El primer recuerdo que tengo del Doctor René Favaloro fue cuando la noticia de su suicidio se dio a conocer hacia finales de julio del año 2000.
Había visto la amplia repercusión en los medios tradicionales, por aquel entonces con hegemonía de la TV y la prensa gráfica.
El trágico final impactaba por la magnitud del personaje, que ponía de relieve la vulnerabilidad y desesperación como aspectos comunes a cualquiera de los seres humanos, aún los más icónicos.
Me llamaba la atención que alguien tan conocido no resultara motivo de estudio o referencia en las escuelas, pero asumí esa realidad como mucho más cercana cuando comencé a ejercer la profesión docente.
Con el tiempo advertí que no hay necesidad de diseños curriculares prescriptivos para enseñar lo que es digno de saberse. Nadie tiene que pedir permiso para socializar con niños, adolescentes, jóvenes o público destinatario, lo que debe ser de público conocimiento. Y si hubiera miradas inquisidoras, con la violencia simbólica posándose en tono amenazante, uno debiera tener la genuina actitud de rebelarse, aunque nunca nadie diría que resulte fácil determinadas insurrecciones ante patrones que definen la suerte de terceros.
Favaloro tiene todos los atributos para ser considerado un prócer de la patria sin la obsecuencia de ser idealizado.
Hay por lo menos tres razones que lo elevan a la categoría de ciudadano ilustre:
- El aporte a la medicina mundial con la creación del bypass coronario en 1967, una técnica que desde ese momento ha permitido salvar millones de vidas;
- la vocación docente y dedicada a la investigación, que lo llevó a crear una Fundación y a dar conferencias para compartir conocimiento a los fines de replicar un beneficio social;
- la integridad moral, en cuyos gestos aparecen su amor por la patria y el compromiso de devolver algo al país antes que enriquecerse exponencialmente trabajando para clínicas de Primer Mundo, que lo contactaron para que liderara sus equipos de salud.
Favaloro fue un hombre común, con virtudes y miserias como cualquiera, que ha hecho algo extraordinario.
Tuvo sensibilidad social para atender a los enfermos e idoneidad para recorrer lugares inhóspitos y humildes de Argentina, adonde desarrolló su vocación e instruyó a personal de enfermería.
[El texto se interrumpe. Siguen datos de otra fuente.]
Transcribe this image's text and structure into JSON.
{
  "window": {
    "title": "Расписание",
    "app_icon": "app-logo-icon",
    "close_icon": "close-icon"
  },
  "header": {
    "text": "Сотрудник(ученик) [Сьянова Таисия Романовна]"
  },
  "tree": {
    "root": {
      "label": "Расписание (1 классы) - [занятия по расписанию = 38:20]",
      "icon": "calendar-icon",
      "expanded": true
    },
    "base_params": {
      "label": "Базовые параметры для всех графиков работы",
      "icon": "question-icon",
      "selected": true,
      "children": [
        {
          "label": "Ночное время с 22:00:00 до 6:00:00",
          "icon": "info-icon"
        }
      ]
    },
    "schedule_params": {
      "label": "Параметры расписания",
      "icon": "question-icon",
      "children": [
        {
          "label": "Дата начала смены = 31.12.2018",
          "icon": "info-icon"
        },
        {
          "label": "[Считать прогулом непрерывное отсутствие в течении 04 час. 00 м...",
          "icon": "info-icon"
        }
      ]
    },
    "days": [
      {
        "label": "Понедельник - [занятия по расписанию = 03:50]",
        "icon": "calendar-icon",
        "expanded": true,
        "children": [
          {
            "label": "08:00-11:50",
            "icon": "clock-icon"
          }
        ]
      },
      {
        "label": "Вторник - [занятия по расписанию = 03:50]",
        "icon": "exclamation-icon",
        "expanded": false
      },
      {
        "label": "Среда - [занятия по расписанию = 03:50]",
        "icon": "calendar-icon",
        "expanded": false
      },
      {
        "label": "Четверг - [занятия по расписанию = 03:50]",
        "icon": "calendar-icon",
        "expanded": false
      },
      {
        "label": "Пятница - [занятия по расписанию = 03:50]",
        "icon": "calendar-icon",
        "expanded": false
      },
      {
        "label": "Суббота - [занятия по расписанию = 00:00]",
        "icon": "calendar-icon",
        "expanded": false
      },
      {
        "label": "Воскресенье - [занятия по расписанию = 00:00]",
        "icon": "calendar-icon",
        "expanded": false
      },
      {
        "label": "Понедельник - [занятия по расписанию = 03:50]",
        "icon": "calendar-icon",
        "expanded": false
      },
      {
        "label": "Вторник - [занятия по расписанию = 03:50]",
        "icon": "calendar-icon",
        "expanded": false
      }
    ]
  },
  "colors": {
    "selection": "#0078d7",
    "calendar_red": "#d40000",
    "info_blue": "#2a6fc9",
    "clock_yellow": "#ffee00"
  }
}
Nunca quedó alojado en su zona de confort y hasta el último de sus días cultivó el esfuerzo, la dedicación y el compromiso, como banderas irrenunciables de sus luchas en la soledad.
El año pasado, en una de las escuelas donde trabajo, gestionamos la invitación de Pablo Morosi, periodista de La Plata y autor de Favaloro, El gran operador (2020, Marea Editorial), acaso la biografía más lograda del célebre cirujano. Con un grupo de 6to Año de Secundaria lo recibimos para una entrevista colectiva en el marco de la materia Proyectos de Investigación en Ciencias Sociales, que tiene presencia en ambos turnos (Mañana y Tarde). Asimismo, los encuentros tuvieron la gentileza del autor, que con su firma hizo dedicatorias personalizadas a los ejemplares que algunos pibes habían ganado en los sorteos que se realizaron.
Luego, esa convocatoria se extendió al Acto Escolar del Día de la Bandera, en cuyo homenaje, aparte de Belgrano, se incluía la semblanza a Favaloro y la visita de ex Combatientes de Malvinas. El hilo conductor de tal efeméride fue el patriotismo.
El libro del médico platense está en la biblioteca de la escuela, disponible para toda la comunidad educativa.
Se trata de lo mínimo que podríamos hacer para difundir los valores y la obra de un hombre esencial para la historia de la ciudad, el país, la región y el mundo.
A exactos cien años de su nacimiento, deviene indispensable esta evocación.